I spent a long time improving my reading speed, and yet I still want to find ways of cramming more valuable information into my skull more quickly and more easily. So I started to look for ways to outsource my reading - at least partially. I found various book summary sites. My initial thoughts were this would be a way of whittling out the dross of business books more easily and identifying the books that I really want to read.
I wasn't sure if I was going to find them useful or if I was going to end up signing away some money for a pile of badly written essays.
But I decided to sign up as an experiment anyway.
A quick web search identified a few resources for me:
For a low cost version you could try Squeezed Books. Squeezed Books offers 'free' book summaries contributed by anyone. Sadly they don't seem to offer and rss feed or email notification option so you have to keep visiting the site to find out what new summaries people have contributed. This was too much of a 'pull' system so I haven't really read many of these summaries.
I wanted a push system where summaries were sent to me on a regular basis.
I tried the free sample from audiotech.com but I really don't get much from audio books. I have spent so long increasing my reading speed that to have a summary take 20 minutes to finish a pointless waste of time. If audio books work for you and you have nice quiet commute that you want to make more productive or you then this might be a perfect match for you.
So that brings me to 3 options and what distinguishes these?
- getabstract.com offers 2 main subscription options: $299 for access to all the summaries (advertised as 4,500 +), for a year. Or $89 for 34 summaries over the year. Both plans offer a summary a week from their archive emailed to you. You get access to 2 free summaries to see how the summaries work, they offer a money back guarantee.

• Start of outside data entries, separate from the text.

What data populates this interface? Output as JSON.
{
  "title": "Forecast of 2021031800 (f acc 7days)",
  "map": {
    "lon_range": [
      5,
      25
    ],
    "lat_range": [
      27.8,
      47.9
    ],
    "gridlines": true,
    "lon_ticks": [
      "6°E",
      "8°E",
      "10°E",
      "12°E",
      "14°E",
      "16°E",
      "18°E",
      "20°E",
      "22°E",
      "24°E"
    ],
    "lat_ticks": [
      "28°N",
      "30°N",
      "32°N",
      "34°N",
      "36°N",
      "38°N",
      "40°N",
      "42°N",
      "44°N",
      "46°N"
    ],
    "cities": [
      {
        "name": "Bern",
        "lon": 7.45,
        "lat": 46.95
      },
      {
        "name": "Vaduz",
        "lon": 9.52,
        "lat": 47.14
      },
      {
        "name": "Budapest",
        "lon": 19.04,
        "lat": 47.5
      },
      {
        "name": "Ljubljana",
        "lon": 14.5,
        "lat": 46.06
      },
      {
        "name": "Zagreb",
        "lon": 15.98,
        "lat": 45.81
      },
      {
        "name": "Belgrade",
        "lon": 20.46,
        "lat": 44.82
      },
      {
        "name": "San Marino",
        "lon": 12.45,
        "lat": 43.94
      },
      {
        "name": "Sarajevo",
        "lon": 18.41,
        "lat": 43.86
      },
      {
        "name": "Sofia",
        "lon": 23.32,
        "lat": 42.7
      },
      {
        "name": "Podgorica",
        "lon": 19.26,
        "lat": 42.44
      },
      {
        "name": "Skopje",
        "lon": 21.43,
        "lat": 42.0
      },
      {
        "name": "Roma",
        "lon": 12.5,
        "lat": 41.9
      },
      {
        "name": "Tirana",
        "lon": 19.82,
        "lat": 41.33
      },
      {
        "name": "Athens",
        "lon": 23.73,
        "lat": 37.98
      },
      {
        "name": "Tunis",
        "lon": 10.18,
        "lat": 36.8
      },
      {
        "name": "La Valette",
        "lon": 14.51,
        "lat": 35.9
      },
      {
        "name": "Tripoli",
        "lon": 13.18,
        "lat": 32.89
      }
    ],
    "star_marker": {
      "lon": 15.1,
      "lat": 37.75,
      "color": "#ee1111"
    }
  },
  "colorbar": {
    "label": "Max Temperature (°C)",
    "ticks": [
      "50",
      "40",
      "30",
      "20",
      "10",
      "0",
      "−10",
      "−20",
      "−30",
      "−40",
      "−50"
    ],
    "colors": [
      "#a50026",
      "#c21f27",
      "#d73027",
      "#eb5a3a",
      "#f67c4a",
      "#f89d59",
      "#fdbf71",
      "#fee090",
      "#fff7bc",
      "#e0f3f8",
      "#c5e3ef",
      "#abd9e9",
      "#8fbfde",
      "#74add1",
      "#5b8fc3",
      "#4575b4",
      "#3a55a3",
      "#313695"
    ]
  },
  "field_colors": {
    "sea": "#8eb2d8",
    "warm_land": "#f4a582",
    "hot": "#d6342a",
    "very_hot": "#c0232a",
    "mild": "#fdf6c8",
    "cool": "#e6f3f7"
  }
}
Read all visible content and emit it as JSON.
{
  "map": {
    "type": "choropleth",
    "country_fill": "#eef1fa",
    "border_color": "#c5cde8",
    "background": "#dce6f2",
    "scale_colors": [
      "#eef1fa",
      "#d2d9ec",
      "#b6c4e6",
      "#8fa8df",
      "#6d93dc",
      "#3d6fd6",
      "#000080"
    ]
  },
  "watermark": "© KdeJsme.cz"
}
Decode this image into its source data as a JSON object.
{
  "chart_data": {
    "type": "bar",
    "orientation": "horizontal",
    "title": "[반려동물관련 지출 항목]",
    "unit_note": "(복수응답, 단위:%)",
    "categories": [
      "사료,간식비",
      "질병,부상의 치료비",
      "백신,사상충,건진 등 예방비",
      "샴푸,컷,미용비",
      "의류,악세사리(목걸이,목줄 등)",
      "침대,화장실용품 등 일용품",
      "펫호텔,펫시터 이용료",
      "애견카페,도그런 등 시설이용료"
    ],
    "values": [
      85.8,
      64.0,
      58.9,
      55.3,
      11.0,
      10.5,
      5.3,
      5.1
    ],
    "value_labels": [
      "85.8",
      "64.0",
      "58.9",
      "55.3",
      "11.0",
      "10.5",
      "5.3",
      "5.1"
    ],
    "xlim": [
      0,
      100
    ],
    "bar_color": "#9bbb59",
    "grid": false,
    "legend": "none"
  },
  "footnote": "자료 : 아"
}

- summaries.com, for $100 a year give you access to their 570 summaries on file and 1 summary a week emailed to you. You get access to 3 free summaries to see the quality of the summaries
- bizsum.com provide their summaries in pdf, audio, video and a bunch of other formats. For $69.95 you get a summary a week emailed through to you and access to all their summaries on file. I don't know exactly how many are in the archive - I suspect 500+. To get a feel for it there are a few summaries there but also a free 1 month subscription - with a free 2 days to access the full archive of summaries.

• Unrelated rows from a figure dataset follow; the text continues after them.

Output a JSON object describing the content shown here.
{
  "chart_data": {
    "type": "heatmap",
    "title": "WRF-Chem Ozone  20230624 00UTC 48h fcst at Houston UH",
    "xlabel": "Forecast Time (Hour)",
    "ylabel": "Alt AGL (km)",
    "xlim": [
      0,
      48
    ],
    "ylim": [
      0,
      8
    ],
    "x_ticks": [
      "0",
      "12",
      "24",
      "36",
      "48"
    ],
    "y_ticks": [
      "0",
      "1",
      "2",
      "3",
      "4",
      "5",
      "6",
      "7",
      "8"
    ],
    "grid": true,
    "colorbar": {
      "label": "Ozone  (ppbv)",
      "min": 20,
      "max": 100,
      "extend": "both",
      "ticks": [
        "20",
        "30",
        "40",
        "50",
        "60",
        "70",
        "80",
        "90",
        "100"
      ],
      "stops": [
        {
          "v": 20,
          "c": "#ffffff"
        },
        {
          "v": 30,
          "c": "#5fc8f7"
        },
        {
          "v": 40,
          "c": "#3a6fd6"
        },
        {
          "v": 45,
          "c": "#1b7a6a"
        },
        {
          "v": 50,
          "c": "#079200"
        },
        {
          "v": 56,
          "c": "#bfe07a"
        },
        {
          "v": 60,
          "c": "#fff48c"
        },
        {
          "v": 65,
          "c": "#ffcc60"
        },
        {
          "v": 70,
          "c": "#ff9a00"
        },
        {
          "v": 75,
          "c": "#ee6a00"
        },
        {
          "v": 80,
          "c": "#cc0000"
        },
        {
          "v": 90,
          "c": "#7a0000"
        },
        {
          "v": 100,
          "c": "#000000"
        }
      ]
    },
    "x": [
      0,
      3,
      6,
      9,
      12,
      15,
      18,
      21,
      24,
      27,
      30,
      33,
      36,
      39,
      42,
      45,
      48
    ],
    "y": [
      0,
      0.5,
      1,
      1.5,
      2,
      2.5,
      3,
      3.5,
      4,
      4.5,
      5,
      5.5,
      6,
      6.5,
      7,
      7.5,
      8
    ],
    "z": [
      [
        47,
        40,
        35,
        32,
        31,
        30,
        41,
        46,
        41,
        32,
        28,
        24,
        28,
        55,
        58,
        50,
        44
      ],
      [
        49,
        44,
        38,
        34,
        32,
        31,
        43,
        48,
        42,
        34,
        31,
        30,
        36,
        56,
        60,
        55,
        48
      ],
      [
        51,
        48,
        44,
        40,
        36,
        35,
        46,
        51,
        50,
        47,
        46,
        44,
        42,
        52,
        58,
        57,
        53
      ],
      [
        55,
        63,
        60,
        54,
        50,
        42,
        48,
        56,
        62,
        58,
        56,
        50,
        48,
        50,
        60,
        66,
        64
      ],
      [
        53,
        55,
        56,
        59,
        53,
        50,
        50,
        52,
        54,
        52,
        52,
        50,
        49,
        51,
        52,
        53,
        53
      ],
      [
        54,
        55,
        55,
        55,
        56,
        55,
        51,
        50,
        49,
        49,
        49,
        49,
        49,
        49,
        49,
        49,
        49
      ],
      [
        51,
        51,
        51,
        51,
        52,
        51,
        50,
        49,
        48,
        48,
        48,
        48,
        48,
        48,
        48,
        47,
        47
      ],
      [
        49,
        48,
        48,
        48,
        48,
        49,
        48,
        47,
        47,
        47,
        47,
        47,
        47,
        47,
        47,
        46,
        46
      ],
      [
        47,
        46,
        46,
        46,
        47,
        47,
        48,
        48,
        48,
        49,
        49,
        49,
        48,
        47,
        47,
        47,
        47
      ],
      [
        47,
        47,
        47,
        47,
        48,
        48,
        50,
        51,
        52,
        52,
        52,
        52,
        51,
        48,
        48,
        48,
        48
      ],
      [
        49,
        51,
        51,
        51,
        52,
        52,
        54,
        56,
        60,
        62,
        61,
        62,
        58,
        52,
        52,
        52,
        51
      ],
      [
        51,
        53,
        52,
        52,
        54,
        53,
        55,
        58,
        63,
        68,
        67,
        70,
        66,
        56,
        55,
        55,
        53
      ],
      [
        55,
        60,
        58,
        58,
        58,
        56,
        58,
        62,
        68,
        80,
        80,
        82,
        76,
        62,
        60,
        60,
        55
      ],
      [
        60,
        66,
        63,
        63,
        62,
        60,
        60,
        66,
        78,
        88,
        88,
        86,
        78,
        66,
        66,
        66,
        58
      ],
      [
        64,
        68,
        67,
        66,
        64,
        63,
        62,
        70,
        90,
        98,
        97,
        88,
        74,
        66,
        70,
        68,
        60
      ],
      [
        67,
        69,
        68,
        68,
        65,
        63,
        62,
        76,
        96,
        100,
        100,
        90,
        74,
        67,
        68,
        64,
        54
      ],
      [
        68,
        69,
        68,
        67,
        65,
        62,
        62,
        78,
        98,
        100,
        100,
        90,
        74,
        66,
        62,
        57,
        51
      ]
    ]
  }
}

While the offer of money back guarantees seems interesting, I prefer to get it free up front. So I picked bizsum.com. I used the two days trial to browse the archive pretty thoroughly. I figured that even if the archive did not have in excess of 4,500 books it would still take me a fair while to get through the 500+ that were there.
BizSum seem to have their marketing pretty well sorted so during the free trial I received a few offers from bizsum that were not on the main web site and so I paid for a 2 year subscription, with access to their sister site bestsum.com for free.
I have been really happy with the quality of the summaries and they have helped me do more than I expected.
I expected that I would use the summaries to see if the book was worth reading. But the summaries themselves have a lot of useful information in them and are generally pretty well written so a lot of the books I do not think I would get much more out of them than I received in the summary.
Summaries have worked out really well for me, and once I've worked my way through the bizsum archive, I suspect I'll sign up for getabstract.com as well and then trawl their archive.
I picked the most cost effective solution to let me experiment with the approach and I have been really happy with bizsum.com so I recommend giving it a shot, hopefully you'll get ofered an even better deal during your month's free trial - and if not - they still seem pretty good value to me.